Pour autant, nous aurions tort de n'incriminer que McKinsey, car ce cabinet devenu symbolique n'est que l'arbre qui cache la forêt de la privatisation de la décision publique vers laquelle nous nous dirigeons, si nous ne prenons pas de mesures. Nous constatons déjà les effets de cette privatisation lorsque l'État va jusqu'à s'en remettre à des cabinets de conseil pour sa stratégie militaire, pour les choix budgétaires du ministère des Armées ou le plan d'économies de Bercy, la lutte contre la radicalisation, la gestion de la crise sanitaire, la stratégie nationale de santé, la réforme de l'aide au logement, les états généraux de la justice, l'avenir du métier d'enseignant ou encore la réforme des retraites.
Cette privatisation de la décision publique a un coût, puisque cela revient en moyenne quatre fois plus cher d'avoir recours à un consultant qu'à un fonctionnaire.
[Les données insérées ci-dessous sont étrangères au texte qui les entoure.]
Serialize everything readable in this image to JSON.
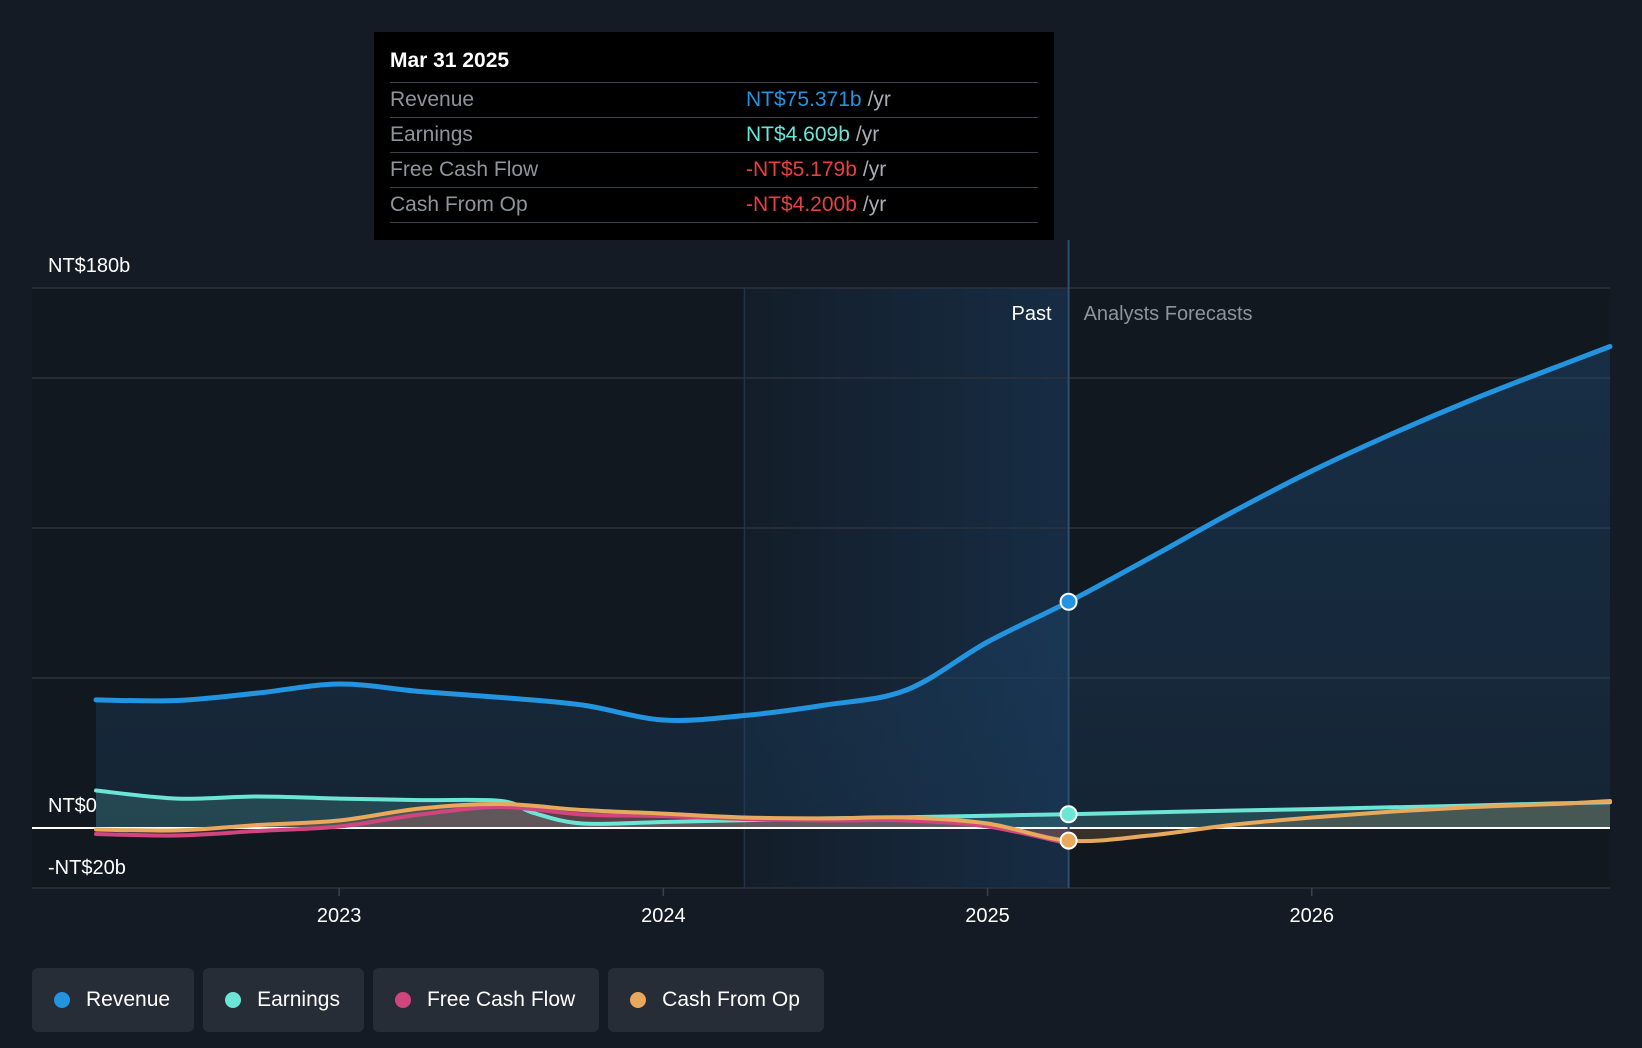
{
  "tooltip": {
    "date": "Mar 31 2025",
    "rows": [
      {
        "name": "Revenue",
        "value": "NT$75.371b",
        "unit": "/yr",
        "color": "#2394df"
      },
      {
        "name": "Earnings",
        "value": "NT$4.609b",
        "unit": "/yr",
        "color": "#6ce5d6"
      },
      {
        "name": "Free Cash Flow",
        "value": "-NT$5.179b",
        "unit": "/yr",
        "color": "#e64141"
      },
      {
        "name": "Cash From Op",
        "value": "-NT$4.200b",
        "unit": "/yr",
        "color": "#e64141"
      }
    ]
  },
  "labels": {
    "past": "Past",
    "forecast": "Analysts Forecasts"
  },
  "legend": [
    {
      "label": "Revenue",
      "color": "#2394df"
    },
    {
      "label": "Earnings",
      "color": "#6ce5d6"
    },
    {
      "label": "Free Cash Flow",
      "color": "#d1457f"
    },
    {
      "label": "Cash From Op",
      "color": "#e8a95c"
    }
  ],
  "chart_data": {
    "type": "line",
    "title": "",
    "xlabel": "",
    "ylabel": "",
    "y_tick_labels": [
      "NT$180b",
      "NT$0",
      "-NT$20b"
    ],
    "y_ticks": [
      180,
      0,
      -20
    ],
    "ylim": [
      -20,
      180
    ],
    "xlim": [
      2022.25,
      2026.92
    ],
    "x_ticks": [
      2023,
      2024,
      2025,
      2026
    ],
    "x_tick_labels": [
      "2023",
      "2024",
      "2025",
      "2026"
    ],
    "grid": true,
    "legend_position": "bottom-left",
    "past_forecast_divider": 2025.25,
    "highlight_region_start": 2024.25,
    "series": [
      {
        "name": "Revenue",
        "color": "#2394df",
        "area": true,
        "x": [
          2022.25,
          2022.5,
          2022.75,
          2023.0,
          2023.25,
          2023.5,
          2023.75,
          2024.0,
          2024.25,
          2024.5,
          2024.75,
          2025.0,
          2025.25,
          2025.5,
          2025.75,
          2026.0,
          2026.25,
          2026.5,
          2026.75,
          2026.92
        ],
        "values": [
          42.7,
          42.5,
          45.0,
          48.0,
          45.5,
          43.5,
          41.0,
          36.0,
          37.5,
          41.0,
          46.0,
          62.0,
          75.4,
          90.0,
          105.0,
          119.0,
          131.5,
          143.0,
          153.5,
          160.5
        ]
      },
      {
        "name": "Earnings",
        "color": "#6ce5d6",
        "x": [
          2022.25,
          2022.5,
          2022.75,
          2023.0,
          2023.25,
          2023.5,
          2023.6,
          2023.75,
          2024.0,
          2024.25,
          2024.5,
          2024.75,
          2025.0,
          2025.25,
          2025.5,
          2025.75,
          2026.0,
          2026.25,
          2026.5,
          2026.75,
          2026.92
        ],
        "values": [
          12.5,
          9.8,
          10.5,
          9.8,
          9.3,
          9.0,
          5.0,
          1.5,
          2.0,
          2.6,
          3.2,
          3.6,
          4.1,
          4.6,
          5.2,
          5.8,
          6.3,
          6.9,
          7.5,
          8.2,
          8.6
        ]
      },
      {
        "name": "Free Cash Flow",
        "color": "#d1457f",
        "x": [
          2022.25,
          2022.5,
          2022.75,
          2023.0,
          2023.25,
          2023.5,
          2023.75,
          2024.0,
          2024.25,
          2024.5,
          2024.75,
          2025.0,
          2025.25
        ],
        "values": [
          -2.0,
          -2.5,
          -1.0,
          0.5,
          4.5,
          7.0,
          4.5,
          4.0,
          3.0,
          2.5,
          2.5,
          0.5,
          -5.2
        ]
      },
      {
        "name": "Cash From Op",
        "color": "#e8a95c",
        "x": [
          2022.25,
          2022.5,
          2022.75,
          2023.0,
          2023.25,
          2023.5,
          2023.75,
          2024.0,
          2024.25,
          2024.5,
          2024.75,
          2025.0,
          2025.25,
          2025.5,
          2025.75,
          2026.0,
          2026.25,
          2026.5,
          2026.75,
          2026.92
        ],
        "values": [
          -0.5,
          -0.8,
          1.0,
          2.5,
          6.5,
          8.0,
          6.0,
          4.8,
          3.5,
          3.2,
          3.5,
          1.5,
          -4.2,
          -2.5,
          1.0,
          3.5,
          5.5,
          7.0,
          8.0,
          9.0
        ]
      }
    ]
  }
}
Alors que le niveau de nos dépenses publiques est l'un des plus élevés au monde, celles dédiées aux cabinets de conseil représentent 2 à 3 milliards d'euros par an, soit davantage que le budget de certaines régions et un niveau proche de celui du ministère de la santé lorsqu'il existait. À terme, il sera indispensable de se pencher sur le recours des collectivités aux cabinets de conseil. Si l'inclusion des communes nécessite des aménagements et pourrait nuire à l'adoption d'un texte commun aux deux chambres dans un délai rapide, il n'en demeure pas moins que les régions et les départements devraient être soumis au dispositif de ce texte : une commission d'enquête sur le recours des collectivités locales aux cabinets de conseil est indispensable, afin d'identifier les besoins en matière de législation.
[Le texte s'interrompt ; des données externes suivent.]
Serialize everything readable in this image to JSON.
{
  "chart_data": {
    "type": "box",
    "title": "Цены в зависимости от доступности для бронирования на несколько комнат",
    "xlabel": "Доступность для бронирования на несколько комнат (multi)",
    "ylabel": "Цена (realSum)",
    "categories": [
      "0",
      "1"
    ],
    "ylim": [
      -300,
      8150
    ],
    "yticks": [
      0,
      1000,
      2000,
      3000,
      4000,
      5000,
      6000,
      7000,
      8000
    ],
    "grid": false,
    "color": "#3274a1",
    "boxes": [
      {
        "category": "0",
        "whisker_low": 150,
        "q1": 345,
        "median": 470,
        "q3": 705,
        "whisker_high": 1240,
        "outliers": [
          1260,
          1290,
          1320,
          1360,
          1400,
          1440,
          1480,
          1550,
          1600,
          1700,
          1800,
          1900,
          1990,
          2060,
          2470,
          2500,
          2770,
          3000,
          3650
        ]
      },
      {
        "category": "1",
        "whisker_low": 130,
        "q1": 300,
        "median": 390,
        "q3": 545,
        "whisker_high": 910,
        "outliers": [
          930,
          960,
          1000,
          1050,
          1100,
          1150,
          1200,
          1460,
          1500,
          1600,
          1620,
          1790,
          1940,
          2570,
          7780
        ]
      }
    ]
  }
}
Enfin, le recours massif aux cabinets de conseil se traduit par une perte de savoir-faire pour les fonctionnaires, les ministères et l'État, donc par une perte de souveraineté. Si le recours à ces cabinets peut être justifié pour gérer une situation exceptionnelle ou apporter un regard extérieur sur un dossier, il doit être strictement justifié, encadré et transparent – les trois piliers de notre politique en la matière.
Nous voterons ce texte, car il permet d'empêcher les dérives en matière de recours aux cabinets de conseil, en termes de conflits d'intérêts, de réalité des prestations ou d'opacité des contrats. Nous estimons cependant qu'il n'encadre pas suffisamment le recours de la puissance publique aux prestations de ces cabinets : nous risquons de continuer à aller vers la privatisation de la décision publique. Le groupe Rassemblement national a donc déposé une vingtaine d'amendements visant à renforcer cette proposition de loi.